Das Abschneiden ist wie oben erwähnt eine Anspielung auf die Indoktrination im Kindesalter, welche einen ähnlichen Effekt haben kann, nämlich den Glauben als Ersatz für Neugier und Kreativität. Wissenschaft wird als Böse hingestellt weil sie nicht mit dem Vorgegeben Weltbild zusammen passt.

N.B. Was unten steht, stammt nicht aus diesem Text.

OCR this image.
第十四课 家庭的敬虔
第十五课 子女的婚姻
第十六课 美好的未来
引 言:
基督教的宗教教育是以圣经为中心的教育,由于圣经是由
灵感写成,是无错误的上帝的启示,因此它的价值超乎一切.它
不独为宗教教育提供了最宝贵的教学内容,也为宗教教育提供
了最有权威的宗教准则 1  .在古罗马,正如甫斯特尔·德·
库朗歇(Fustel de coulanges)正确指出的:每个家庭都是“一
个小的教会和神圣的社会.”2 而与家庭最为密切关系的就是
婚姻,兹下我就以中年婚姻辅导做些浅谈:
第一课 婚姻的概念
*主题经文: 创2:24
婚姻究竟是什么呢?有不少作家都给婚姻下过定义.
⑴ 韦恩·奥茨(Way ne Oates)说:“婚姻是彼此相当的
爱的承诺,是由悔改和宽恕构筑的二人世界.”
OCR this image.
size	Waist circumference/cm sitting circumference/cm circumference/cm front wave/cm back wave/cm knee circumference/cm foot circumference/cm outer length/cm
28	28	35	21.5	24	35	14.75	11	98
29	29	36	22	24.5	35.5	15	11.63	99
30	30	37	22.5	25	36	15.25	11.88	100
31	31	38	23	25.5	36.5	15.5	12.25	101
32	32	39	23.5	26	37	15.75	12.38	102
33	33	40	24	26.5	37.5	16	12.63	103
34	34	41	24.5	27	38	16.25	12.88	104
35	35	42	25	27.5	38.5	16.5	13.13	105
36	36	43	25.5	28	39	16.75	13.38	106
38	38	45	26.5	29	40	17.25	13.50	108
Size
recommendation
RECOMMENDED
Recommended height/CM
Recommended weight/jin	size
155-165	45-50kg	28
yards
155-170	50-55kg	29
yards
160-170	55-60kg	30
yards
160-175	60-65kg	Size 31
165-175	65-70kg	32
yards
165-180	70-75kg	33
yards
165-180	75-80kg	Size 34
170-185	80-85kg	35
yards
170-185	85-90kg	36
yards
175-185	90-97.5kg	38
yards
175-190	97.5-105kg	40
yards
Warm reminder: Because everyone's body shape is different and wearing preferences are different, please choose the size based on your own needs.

Der Tenor der Trilogie ist aber nicht die profane Kirchenkritik, sondern wie im Film angesprochen, die Verteidigung der Ideale der Aufklärung.

In diesem Sinne:

Sapere aude, habe Mut dich deines Verstandes zu bedienen. -I. Kant

Sowie: Aufklärung ist der Ausgang des Menschen aus seiner selbst verschuldeten Unmündigkeit. Unmündigkeit ist das Unvermögen, sich seines Verstandes ohne Anleitung eines anderen zu bedienen. Selbstverschuldet ist diese Unmündigkeit, wenn die Ursache derselben nicht am Mangel des Verstandes, sondern der Entschließung und des Mutes liegt, sich seiner ohne Leitung eines anderen zu bedienen…! (Berlinische Monatsschrift ,1784)

 

    Fazit: Der Film ist eine an und für sich ordentliche und würdige allerdings keine überragende Umsetzung, wie es z.B. Herr der Ringe aus dem selben Stall war. Als Kenner der Bücher bleibt bei mir das Gefühl zurück, durch den Film gehetzt worden zu sein, sowie einiges verpasst zu haben. Die Schauspieler schaffen es allerdings sehr gut, die Storylücken durch eine einzigartige Darstellung ihrer Charaktere den Film sehens- und empfehlenswert zu machen, auch für die, die die Bücher kennen. Ich hoffe, dass der Film der Trilogie, derzeit in jedem noch so kleinen Buchladen zu finden zum regen Absatz verhilft… beispielsweise als Weihnachtsgeschenk.

3 Antworten zu “Der goldene Kompass – eine Kritik”

  1. Wolfgang Hömig-Groß Sagt:

    Ich habe die Bücher noch nicht gelesen (aber schon gekauft) und den Film kenne ich auch nicht. Ohne dieses Hintergrundwissen bleibt mir diese Kritik leider völlig unverständlich, bis auf den ersten Teil, der Handwerkliches zum Film sagt.
    In meiner Jugend hätte man das – glaube ich – restringierten Code genannt; Informationen für die, die ohnehin schon alles kennen. Schade!

  2. [C]Arrowman Sagt:

    JA stimmt, unglücklich ausgedrückt…

  3. offray Sagt:

    Schön, interessanter Vergleich mit den Büchern, danke für die Rezension.

    “Ich hoffe, dass der Film der Trilogie, derzeit in jedem noch so kleinen Buchladen zu finden zum regen Absatz verhilft… beispielsweise als Weihnachtsgeschenk.”

    Du meinst vermutlich die Bücher zum Film.